Rituximab induces remission in refractory HCV associated cryoglobulinaemic vasculitis

Abstract

Objectives: To report the successful induction of remission with the monoclonal anti-CD20 antibody rituximab in a patient with hepatitis C virus (HCV) associated cryoglobulinaemic vasculitis and a non-Hodgkin's lymphoma (NHL) resistant to previously advocated conventional treatments.

Case report: The patient was a 45 year old woman with HCV associated cryoglobulinaemic vasculitis, with purpura, arthralgia, constitutional symptoms, and a polyneuropathy. A malignant NHL was found as underlying lymphoproliferative disease. At this stage the disease was refractory to interferon alpha2b and ribavirin and to subsequent immunosuppressive treatment with cyclophosphamide. Six rituximab infusions targeting the CD20 antigen on cells of the B cell lineage induced remission of the vasculitis. Bone marrow biopsy disclosed absence of the NHL. Remission has subsequently been maintained and HCV eliminated with the new pegylated interferon alpha2b and ribavirin for nearly one year.
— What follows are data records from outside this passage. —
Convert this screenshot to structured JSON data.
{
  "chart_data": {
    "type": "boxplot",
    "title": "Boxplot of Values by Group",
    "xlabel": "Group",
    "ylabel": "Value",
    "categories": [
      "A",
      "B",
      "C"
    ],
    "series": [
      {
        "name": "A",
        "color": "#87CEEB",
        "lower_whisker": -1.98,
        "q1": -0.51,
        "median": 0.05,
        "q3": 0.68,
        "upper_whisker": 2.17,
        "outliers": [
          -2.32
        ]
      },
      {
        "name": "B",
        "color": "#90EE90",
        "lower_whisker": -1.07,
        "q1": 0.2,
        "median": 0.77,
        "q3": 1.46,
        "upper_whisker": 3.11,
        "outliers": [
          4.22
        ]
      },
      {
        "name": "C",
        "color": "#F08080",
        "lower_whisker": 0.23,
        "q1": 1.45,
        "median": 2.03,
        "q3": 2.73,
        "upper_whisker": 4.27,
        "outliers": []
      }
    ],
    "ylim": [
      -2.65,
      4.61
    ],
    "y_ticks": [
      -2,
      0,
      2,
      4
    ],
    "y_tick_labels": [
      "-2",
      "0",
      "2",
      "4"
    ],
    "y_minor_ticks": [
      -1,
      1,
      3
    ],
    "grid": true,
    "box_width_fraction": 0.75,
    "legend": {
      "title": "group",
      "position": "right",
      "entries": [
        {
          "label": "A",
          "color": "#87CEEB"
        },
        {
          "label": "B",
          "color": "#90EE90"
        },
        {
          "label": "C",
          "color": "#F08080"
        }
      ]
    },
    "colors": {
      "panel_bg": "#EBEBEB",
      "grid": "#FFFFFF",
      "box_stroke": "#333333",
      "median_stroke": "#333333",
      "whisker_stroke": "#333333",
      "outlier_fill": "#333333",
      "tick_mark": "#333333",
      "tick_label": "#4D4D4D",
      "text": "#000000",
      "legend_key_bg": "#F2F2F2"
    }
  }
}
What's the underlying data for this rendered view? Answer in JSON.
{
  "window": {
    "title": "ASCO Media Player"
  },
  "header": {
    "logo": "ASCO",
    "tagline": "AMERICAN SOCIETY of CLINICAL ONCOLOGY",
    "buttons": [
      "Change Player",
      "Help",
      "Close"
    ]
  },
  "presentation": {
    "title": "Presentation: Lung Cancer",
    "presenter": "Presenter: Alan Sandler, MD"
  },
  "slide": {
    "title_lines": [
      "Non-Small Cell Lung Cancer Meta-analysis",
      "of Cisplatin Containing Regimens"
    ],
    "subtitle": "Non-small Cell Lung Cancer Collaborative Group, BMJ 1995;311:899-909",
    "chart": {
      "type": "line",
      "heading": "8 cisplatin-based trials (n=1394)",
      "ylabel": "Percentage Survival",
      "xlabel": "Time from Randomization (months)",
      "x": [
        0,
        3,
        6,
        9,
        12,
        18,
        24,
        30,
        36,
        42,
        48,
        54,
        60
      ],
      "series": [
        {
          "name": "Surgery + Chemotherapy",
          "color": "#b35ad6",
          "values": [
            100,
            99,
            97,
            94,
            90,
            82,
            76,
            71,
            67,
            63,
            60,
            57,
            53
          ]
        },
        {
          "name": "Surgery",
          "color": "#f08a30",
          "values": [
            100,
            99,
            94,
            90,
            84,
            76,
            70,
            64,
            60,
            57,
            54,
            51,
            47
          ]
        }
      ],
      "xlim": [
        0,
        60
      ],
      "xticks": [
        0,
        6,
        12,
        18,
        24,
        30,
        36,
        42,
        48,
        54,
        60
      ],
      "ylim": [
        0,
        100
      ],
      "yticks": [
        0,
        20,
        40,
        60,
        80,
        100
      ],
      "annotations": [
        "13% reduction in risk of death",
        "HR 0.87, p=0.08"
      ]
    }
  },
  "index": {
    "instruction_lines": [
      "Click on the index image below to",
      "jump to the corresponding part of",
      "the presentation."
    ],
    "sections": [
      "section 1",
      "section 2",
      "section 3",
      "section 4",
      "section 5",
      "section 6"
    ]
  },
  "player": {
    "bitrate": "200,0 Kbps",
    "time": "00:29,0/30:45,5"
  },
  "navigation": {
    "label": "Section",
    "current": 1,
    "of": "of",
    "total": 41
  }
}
Conclusions: Transition of the underlying "benign" lymphoproliferative disease to a malignant lymphoma may result in difficult to treat HCV associated cryoglobulinaemic vasculitis. Rituximab offers a new possibility for inducing remission in refractory HCV associated cryoglobulinaemic vasculitis and the lymphoproliferative disorder. After remission, HCV may subsequently be eliminated with pegylated interferon alpha2b and ribavirin.

Figure 1

(A) Bone marrow trephine stained for NACE (x40). Two small lymphoid aggregates were found next to bone trabeculae (→). The lymphoid cells were mainly small lymphocytes with dense chromatin structure and small cytoplasm. Some lymphoplasmacytoid cells were intermingled as were rare blasts. (B) High power view of a Giemsa staining of these lymphoid aggregates. Note the small lymphocytes and lymphoplasmacytoid cells (→). Some of the nuclei show small indentations, rarely a small nucleolus can be found. (C) Bone marrow trephine after treatment with rituximab. NACE staining (x40). No lymphoid aggregates were visible, the haematopoiesis is regularly distributed and all three mature lineages are represented. (D) Immunohistochemical staining of the lymphoid aggregates from the bone marrow trephine before treatment using CD20 antibody, the ABC method DAB (x200). Note: ill defined B cell aggregates which slightly replace the regular haematopoietic cells. (E) CD20 staining of the bone marrow after treatment (x200). Rare CD20 positive B cells were scattered throughout the marrow. (F) Transverse section through the colon sigmoideum with an ulceration of the mucosa (upper right) and an increase in the number of inflammatory cells in the lamina propria and submucosa. There were irregularities of the glands at the margins of the ulcer. In the lower right of the figure a vascular occlusion is shown (x25). Masson trichrome staining. (G) Section of (F). Moderate vascular inflammation with fibrosis and central fibrinoid necrosis is demonstrated. Small to medium sized muscular arteries were involved, resembling cryoglobulinaemic vasculitis. Typically, the inflammatory infiltrate consists of lymphocytes, neutrophilic granulocytes, some eosinophils, and monocytes/histiocytes. Haematoxylin and eosin (H&E) staining (x100).

Figure 2

IgH-rearrangment study of DNA extracted from the bone marrow trephine (1A) before treatment. Lane 1: a clonal band (→) is visible in a polyclonal background ({}). Lane 2: a polyclonal control case. Lane 3: another positive case. Lane 4: a water control, negative control. Lane 5: a positive control with two strong signals (biclonal). Lane 6: the DNA length standard. DNA from the same patient, extracted from the bone marrow trephine (1C) after treatment, did not yield a monoclonal band (data not shown).

Figure 3

Patient's disease course. Cryoglobulin levels and HCV-RNA load are depicted as well as the Birmigham vasculitis activity score.¹¹ Abbreviations for organ involvement due to the cryoglobulinaemic vasculitis: S, skin; A, arthritis; P, polyneuropathy; B, constitutional symptoms/B symptoms; GI, gastrointestinal involvement—that is, vasculitis of the colon. NHL, non-Hodgkin's lymphoma; Cyc i.v., cyclophosphamide infusions; Pl, plasmapheresis; IFNα2b, interferon-α2b; PEG-IFN, pegylated IFNα2b; Riba, ribavirin. Corticosteroid (prednisolone) was given at 5 mg/day by mouth.